A 2006 review in the Journal of Sexual Medicine confirmed that sequential PDE5 inhibitor trials are both safe and effective when adequate washout periods are observed 15.

Who Might Consider Switching (Not Combining)

The Endocrine Society's 2018 guidelines for testosterone therapy in men with hypogonadism recommend PDE5 inhibitors as first-line pharmacotherapy for erectile dysfunction, acknowledging that individual response varies between agents 16. Patients who experience inadequate response, side effects (such as vardenafil-associated visual disturbance or tadalafil-associated back pain), or who prefer a different duration of action have valid reasons to try an alternative PDE5 inhibitor.

Tadalafil's 36-hour activity window suits patients who prefer spontaneity. Vardenafil's faster onset (approximately 25 to 60 minutes) and shorter duration may suit those who want a more predictable offset 7. These are reasons to switch, not to stack.

A systematic review and network meta-analysis of PDE5 inhibitors for erectile dysfunction (42 RCTs, N=20,325) found no statistically significant efficacy differences between vardenafil 20 mg and tadalafil 20 mg (odds ratio 0.96, 95% CI 0.73 to 1.26 for achieving intercourse) 17. This further undercuts any rationale for combining the two.
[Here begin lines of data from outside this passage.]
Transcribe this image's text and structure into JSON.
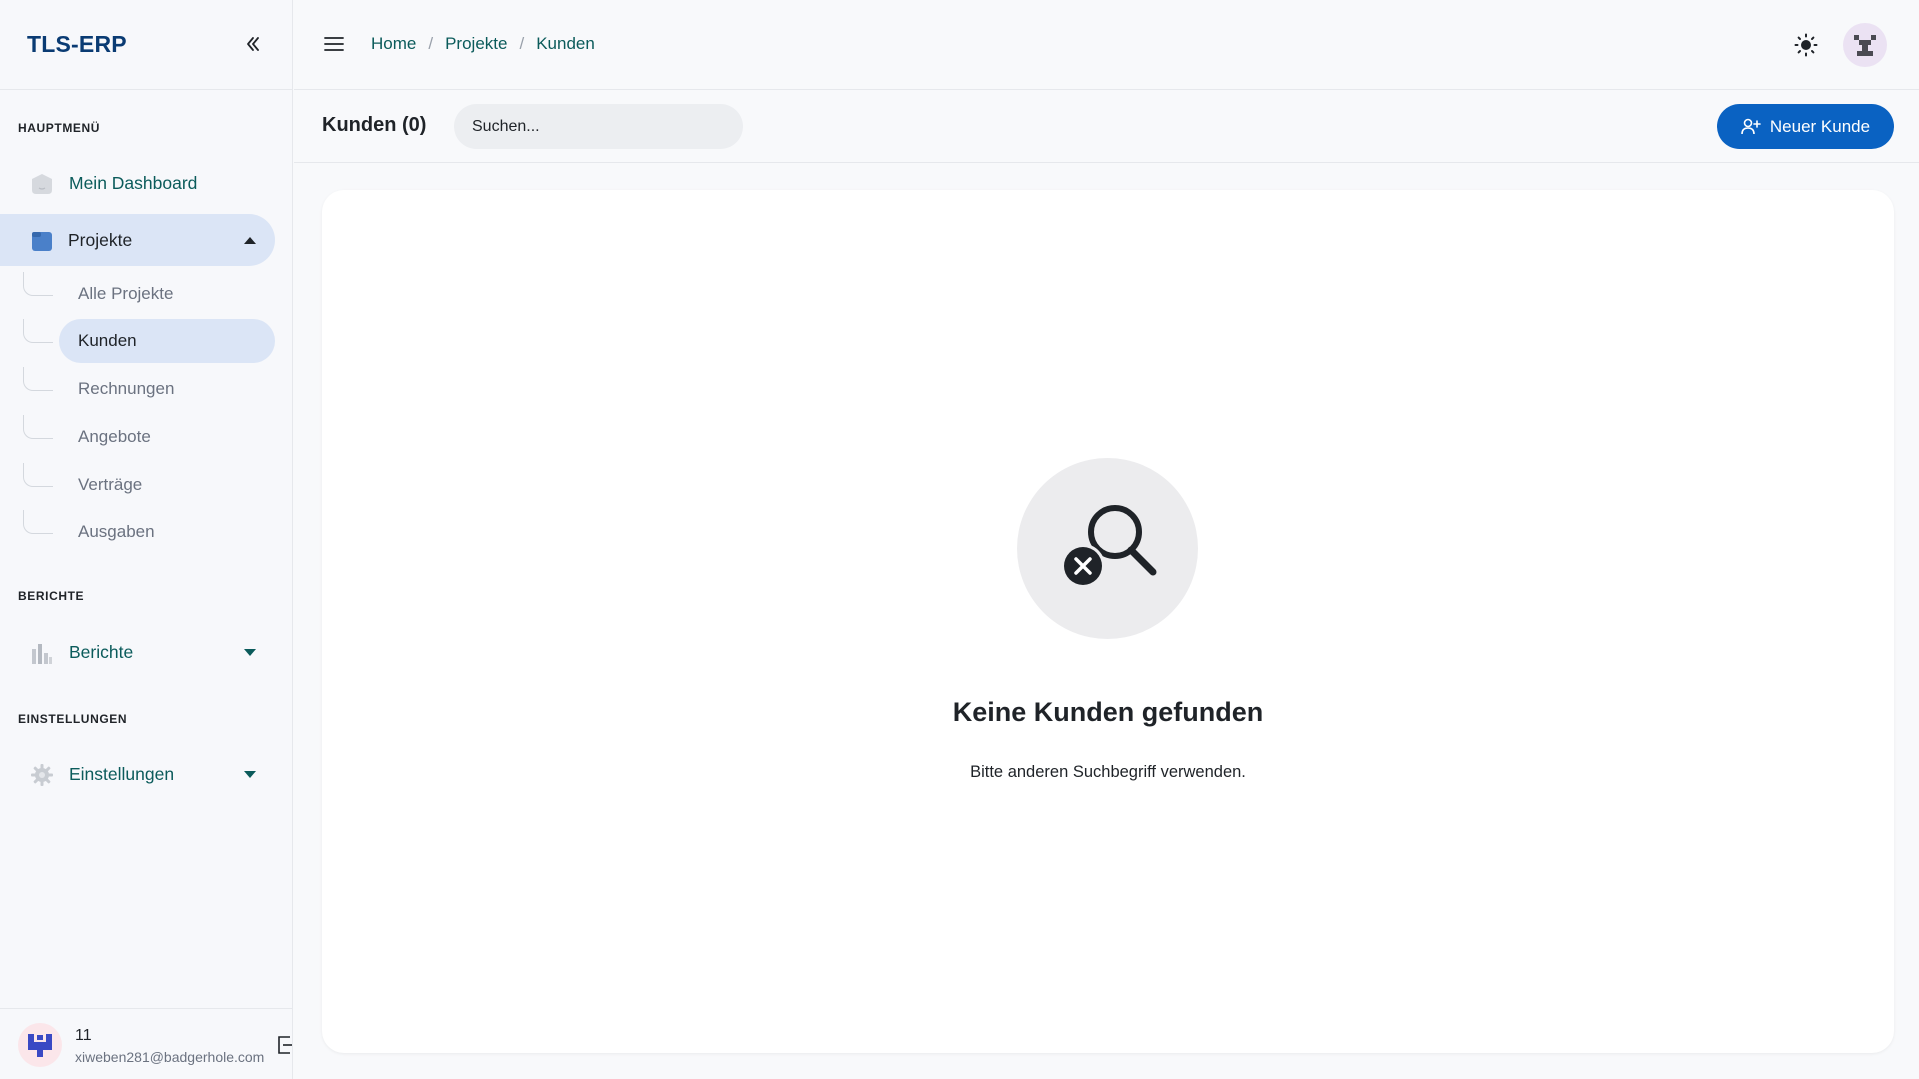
{
  "app": {
    "brand": "TLS-ERP"
  },
  "sidebar": {
    "sections": {
      "main": "HAUPTMENÜ",
      "reports": "BERICHTE",
      "settings": "EINSTELLUNGEN"
    },
    "dashboard": {
      "label": "Mein Dashboard",
      "icon": "dashboard-icon"
    },
    "projects": {
      "label": "Projekte",
      "icon": "folder-icon",
      "expanded": true,
      "items": [
        {
          "label": "Alle Projekte",
          "active": false
        },
        {
          "label": "Kunden",
          "active": true
        },
        {
          "label": "Rechnungen",
          "active": false
        },
        {
          "label": "Angebote",
          "active": false
        },
        {
          "label": "Verträge",
          "active": false
        },
        {
          "label": "Ausgaben",
          "active": false
        }
      ]
    },
    "reports": {
      "label": "Berichte",
      "icon": "bar-chart-icon"
    },
    "settings": {
      "label": "Einstellungen",
      "icon": "gear-icon"
    },
    "user": {
      "name": "11",
      "email": "xiweben281@badgerhole.com"
    }
  },
  "topbar": {
    "breadcrumb": [
      "Home",
      "Projekte",
      "Kunden"
    ]
  },
  "header": {
    "title": "Kunden (0)",
    "search_placeholder": "Suchen...",
    "new_button": "Neuer Kunde"
  },
  "empty_state": {
    "title": "Keine Kunden gefunden",
    "subtitle": "Bitte anderen Suchbegriff verwenden."
  },
  "colors": {
    "primary": "#0a62c2",
    "brand": "#0a3b73",
    "nav_text": "#0b5b5b",
    "active_bg": "#dbe5f6"
  }
}
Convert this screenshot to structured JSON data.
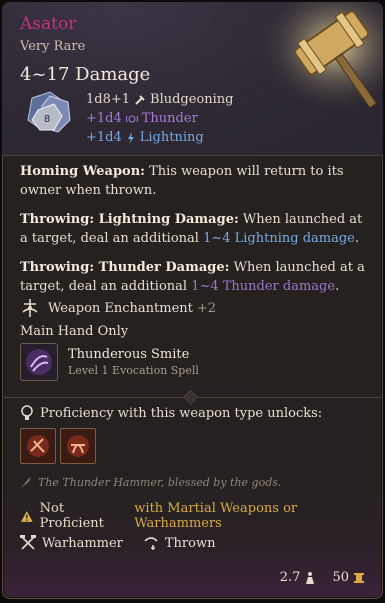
{
  "item": {
    "name": "Asator",
    "rarity": "Very Rare",
    "damage_summary": "4~17 Damage",
    "base_damage": "1d8+1",
    "base_damage_type": "Bludgeoning",
    "extra_thunder": "+1d4",
    "extra_thunder_type": "Thunder",
    "extra_lightning": "+1d4",
    "extra_lightning_type": "Lightning",
    "die_value": "8"
  },
  "description": {
    "homing_title": "Homing Weapon:",
    "homing_text": " This weapon will return to its owner when thrown.",
    "lightning_title": "Throwing: Lightning Damage:",
    "lightning_text": " When launched at a target, deal an additional ",
    "lightning_link": "1~4 Lightning damage",
    "lightning_end": ".",
    "thunder_title": "Throwing: Thunder Damage:",
    "thunder_text": " When launched at a target, deal an additional ",
    "thunder_link": "1~4 Thunder damage",
    "thunder_end": "."
  },
  "enchantment": {
    "label": "Weapon Enchantment",
    "value": "+2"
  },
  "main_hand": "Main Hand Only",
  "spell": {
    "name": "Thunderous Smite",
    "subtitle": "Level 1 Evocation Spell"
  },
  "proficiency": {
    "label": "Proficiency with this weapon type unlocks:"
  },
  "flavor": "The Thunder Hammer, blessed by the gods.",
  "not_proficient": {
    "label": "Not Proficient",
    "detail": "with Martial Weapons or Warhammers"
  },
  "properties": [
    {
      "label": "Warhammer",
      "icon": "crossed-hammers-icon"
    },
    {
      "label": "Thrown",
      "icon": "thrown-icon"
    }
  ],
  "footer": {
    "weight": "2.7",
    "weight_icon": "weight-icon",
    "value": "50",
    "value_icon": "gold-icon"
  },
  "colors": {
    "title": "#c3327d",
    "lightning": "#7aa9e3",
    "thunder": "#9d77cf",
    "warning": "#d9a941"
  }
}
Monitoring and Patient Counseling

Patients should receive explicit counseling that PDE5 inhibitors are never to be taken concurrently. Prescribers filling a new PDE5 inhibitor prescription should verify whether the patient has an active prescription for a different agent and should document the required washout before initiating the new drug.

If a patient accidentally takes both drugs, monitoring should include:

  • Orthostatic blood pressure measurements every 15 minutes for the first 2 hours
  • Heart rate monitoring for reflex tachycardia
  • Assessment for chest pain, given the cardiovascular profile of PDE5 inhibitor-related hypotension 9
  • Penile examination if erection persists beyond 4 hours 12

Emergency treatment of PDE5 inhibitor-induced hypotension centers on IV fluid resuscitation and, if refractory, vasopressor support with phenylephrine or norepinephrine. Nitrate-containing drugs must be withheld for at least 48 hours after the last tadalafil dose 3.

Special Populations

Hepatic impairment: Vardenafil AUC increases by 160% in patients with moderate hepatic impairment (Child-Pugh B), and the drug is contraindicated in severe hepatic impairment 2. Tadalafil AUC is not significantly affected in mild-to-moderate hepatic impairment but lacks data in severe impairment 3. In any hepatically compromised patient, even residual plasma levels of a second PDE5 inhibitor could produce disproportionate effects.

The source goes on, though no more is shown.